Également, certains programmes mis sur pied au Centre permettent de réduire les délais d’attente, par exemple celui de dépistage et de diagnostic du trouble du spectre autistique. « Dans ce cas, nous faisons l’évaluation de l’enfant, mais les parents doivent ensuite le remettre sur les listes dans le système public. Néanmoins, ils auront sauvé un bon 12 à 18 mois d’attente, ce qui n’est pas rien! », poursuit Élaine Brosseau.
Il n’est donc pas surprenant que plusieurs intervenants de Victoriaville, et plus globalement du Centre-du-Québec, affirment qu’il était temps qu’une telle initiative voit le jour dans la région. Les multiples partenariats tissés depuis l’ouverture du CEMIS, tant avec les milieux scolaires que de la santé et des services sociaux, démontrent sa nécessité; en trois ans, la petite équipe de professionnels a répondu à plus de 1000 demandes. « Tout en contribuant à alléger les listes d’attente, nous aidons sur le plan des interventions car nous traçons un profil beaucoup plus précis du client », soutiennent les deux diplômées de l’UQTR.
Une croissance fulgurante
Est-ce nécessaire de le rappeler : le système de la santé et des services sociaux québécois déborde de demandes et les listes d’attente s’allongent. Implanté dans une région qui ne disposait pas encore d’une telle initiative, le CEMIS était destiné à connaître une croissance fulgurante. « On s’attendait à ce que ça fonctionne bien, mais aussi rapidement… », avouent Élaine et Caroline. De fait, trois mois après l’ouverture, le Centre a déjà atteint les objectifs qu’elles s’étaient fixés sur un horizon de trois ans. « Et après deux ans d’opération, nous avions atteint notre objectif de dix ans! Nous avons peut-être été un peu conservatrices dans notre plan d’affaires, mais d’un autre côté, cela démontre bien l’ampleur des besoins », estiment celles qui ont remporté le premier prix dans la catégorie Service aux individus, Centre-du-Québec, lors du 14e Concours québécois en entrepreneuriat, ainsi que le prix Coup-de-cœur du concours Gagnez votre entreprise de Femmessor.
Au noyau de 9 professionnels œuvrant lors de l’ouverture du CEMIS en 2011 se sont greffés, au fil des mois, plusieurs autres intervenants. Aujourd’hui, le Centre compte sur l’expertise de 25 professionnels de la santé – dont plusieurs diplômés de l’UQTR – qui se côtoient dans un environnement favorisant les échanges cliniques et la multidisciplinarité. Ceux-ci sont issus d’une dizaine de disciplines, notamment en neuropsychologie, psychoéducation, orthophonie, orthopédagogie, ergothérapie et en travail social. Éventuellement, les deux gestionnaires aimeraient intégrer un médecin à l’équipe, qui pourrait poser certains diagnostics et offrir un accès aux personnes en attente sur les listes de médecine familiale.
Le futur
Mais avant de voir plus grand, il leur faudra trouver un autre espace que la modeste maison qui héberge actuellement le CEMIS sur le boulevard des Bois-Francs-Nord de Victoriaville. « À moyen terme, nous souhaitons également ouvrir d’autres points de service dans la région du Centre-du-Québec. Mais pour cela, il faudra pallier le manque d’effectifs, explique Élaine Brosseau. Nous avons d’ailleurs entamé les démarches afin de devenir un milieu de stage pour les étudiants de l’UQTR. »
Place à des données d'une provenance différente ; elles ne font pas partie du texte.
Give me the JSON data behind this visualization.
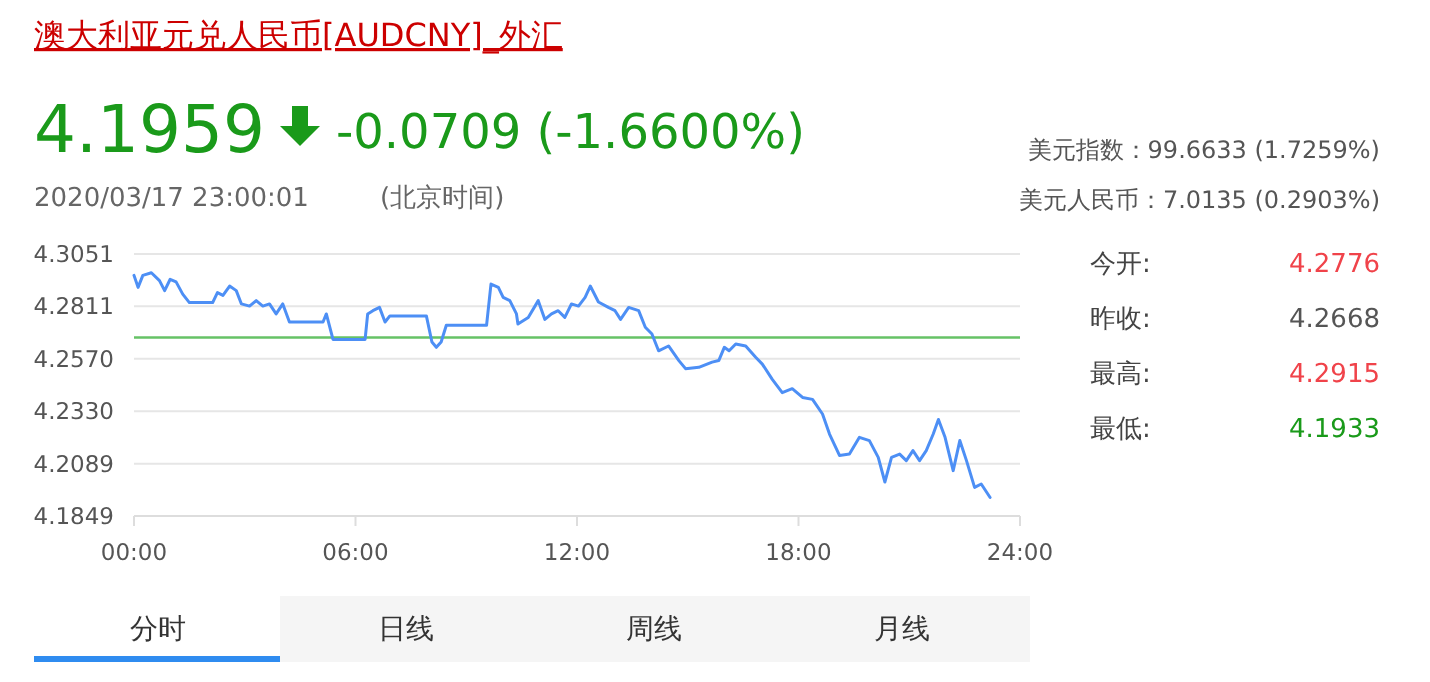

Sa collègue Caroline Gingras renchérit : « Au départ, on s’est dit qu’on ne voulait pas précipiter les choses. On se concentre, pour l’instant, à offrir un service impeccable à notre échelle, à bâtir notre réputation. Une fois que tout cela sera bien établi, on pourra grandir. » Ces deux jeunes femmes, qui forment une équipe du tonnerre, pourront très certainement aller au bout de leur rêve.